Data-Driven Decision Making in Business

Book Title: Digital Business and Intelligent Technologies

Editors: Dr. S. Fenin Samuel, Dr. D. Kinslin, Dr. S. Edmund Christopher, and Dr. J.S. Kishore

ISBN: 978-81-69297-52-3

Chapter: 4

DOI: https://doi.org/10.59646/723/4

Author: Dr. S. Fenin Samuel

Abstract

This chapter focuses on the significance of data-driven decision making (DDDM) in contemporary business practices. It begins by defining DDDM and its relevance in enhancing organizational performance and gaining competitive advantages. The chapter discusses various types of data used in DDDM, including structured, unstructured, qualitative, and quantitative data, and identifies key sources such as internal systems, market research, and third-party data providers. It explores different data analytics techniques, including descriptive, diagnostic, predictive, and prescriptive analytics, as well as the tools used for analysis, such as business intelligence platforms and data visualization software.
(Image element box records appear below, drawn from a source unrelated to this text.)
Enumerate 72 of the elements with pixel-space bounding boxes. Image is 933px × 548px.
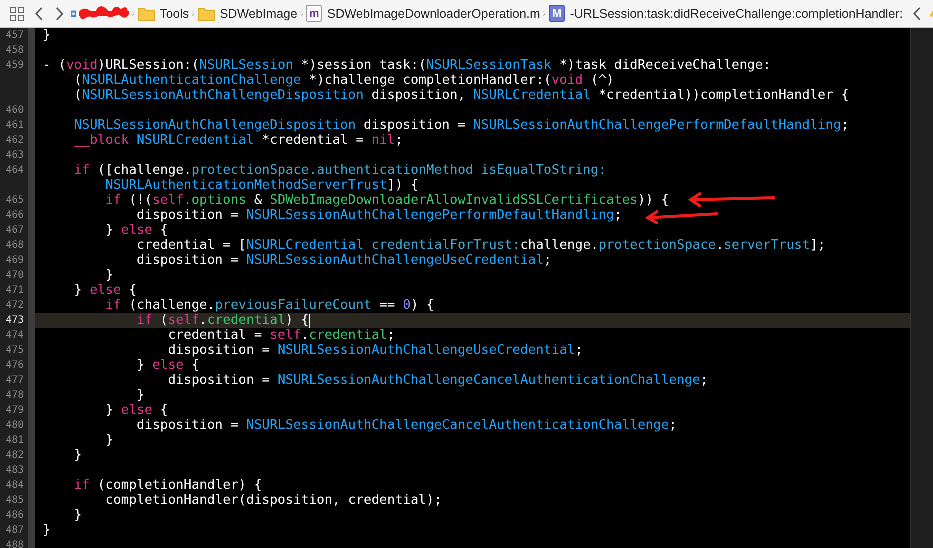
line-number: 488 [4, 539, 25, 548]
line-number: 469 [4, 254, 25, 268]
text-cursor [309, 314, 310, 328]
code-line: __block NSURLCredential *credential = nil; [73, 133, 404, 148]
line-number: 478 [4, 389, 25, 403]
line-number: 465 [4, 194, 25, 208]
line-number: 471 [4, 284, 25, 298]
code-line: if (!(self.options & SDWebImageDownloaderAllowInvalidSSLCertificates)) { [104, 193, 670, 208]
code-line: } else { [104, 403, 168, 418]
line-number: 479 [4, 404, 25, 418]
code-line: if (completionHandler) { [73, 478, 262, 493]
code-line: credential = [NSURLCredential credentialForTrust:challenge.protectionSpace.serverTrust]; [136, 238, 826, 253]
line-number: 487 [4, 524, 25, 538]
code-line: } [73, 508, 82, 523]
code-line: if (self.credential) { [136, 313, 310, 328]
code-line: NSURLAuthenticationMethodServerTrust]) { [104, 178, 419, 193]
line-number: 475 [4, 344, 25, 358]
line-number: 460 [4, 104, 25, 118]
line-number: 468 [4, 239, 25, 253]
line-number: 484 [4, 479, 25, 493]
code-line: completionHandler(disposition, credential); [104, 493, 442, 508]
code-line: (NSURLSessionAuthChallengeDisposition disposition, NSURLCredential *credential))completionHandler { [73, 88, 850, 103]
line-number: 483 [4, 464, 25, 478]
folder-icon [138, 6, 155, 20]
line-number: 477 [4, 374, 25, 388]
line-number: 462 [4, 134, 25, 148]
code-line: NSURLSessionAuthChallengeDisposition disposition = NSURLSessionAuthChallengePerformDefaultHandling; [73, 118, 850, 133]
code-line: disposition = NSURLSessionAuthChallengeUseCredential; [136, 253, 552, 268]
line-number: 467 [4, 224, 25, 238]
line-number: 461 [4, 119, 25, 133]
code-line: } else { [104, 223, 168, 238]
code-line: } [136, 388, 145, 403]
line-number: 481 [4, 434, 25, 448]
folder-icon [198, 6, 215, 20]
code-line: - (void)URLSession:(NSURLSession *)session task:(NSURLSessionTask *)task didReceiveChallenge: [43, 58, 771, 73]
code-line: } else { [73, 283, 137, 298]
line-number: 482 [4, 449, 25, 463]
line-number: 463 [4, 149, 25, 163]
method-icon: M [549, 5, 566, 22]
line-number: 474 [4, 329, 25, 343]
objc-file-icon: m [306, 5, 322, 22]
code-line: if ([challenge.protectionSpace.authenticationMethod isEqualToString: [73, 163, 607, 178]
line-number: 459 [4, 59, 25, 73]
line-number: 466 [4, 209, 25, 223]
code-line: credential = self.credential; [167, 328, 396, 343]
code-line: } else { [136, 358, 200, 373]
breadcrumb-item[interactable]: Tools [138, 6, 190, 20]
line-number: 472 [4, 299, 25, 313]
line-number: 485 [4, 494, 25, 508]
code-line: } [43, 523, 51, 538]
line-number: 457 [4, 29, 25, 43]
breadcrumb-item[interactable]: SDWebImage [198, 6, 298, 20]
line-number: 480 [4, 419, 25, 433]
redaction-scribble [79, 4, 130, 22]
code-line: disposition = NSURLSessionAuthChallengeCancelAuthenticationChallenge; [167, 373, 708, 388]
code-line: disposition = NSURLSessionAuthChallengeCancelAuthenticationChallenge; [136, 418, 677, 433]
code-line: disposition = NSURLSessionAuthChallengePerformDefaultHandling; [136, 208, 622, 223]
line-number: 470 [4, 269, 25, 283]
breadcrumb-item[interactable]: m SDWebImageDownloaderOperation.m [306, 5, 540, 22]
line-number: 458 [4, 44, 25, 58]
code-line: (NSURLAuthenticationChallenge *)challenge completionHandler:(void (^) [73, 73, 614, 88]
line-number: 464 [4, 164, 25, 178]
code-line: } [104, 433, 114, 448]
breadcrumb-item[interactable]: M -URLSession:task:didReceiveChallenge:completionHandler: [549, 5, 904, 22]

The chapter emphasizes the importance of fostering a data-driven culture within organizations, highlighting strategies for overcoming resistance to DDDM practices. Case studies of companies that have successfully implemented DDDM illustrate its impact on operational efficiency and customer satisfaction. The chapter concludes with recommendations for organizations aiming to harness data analytics to drive strategic decision making.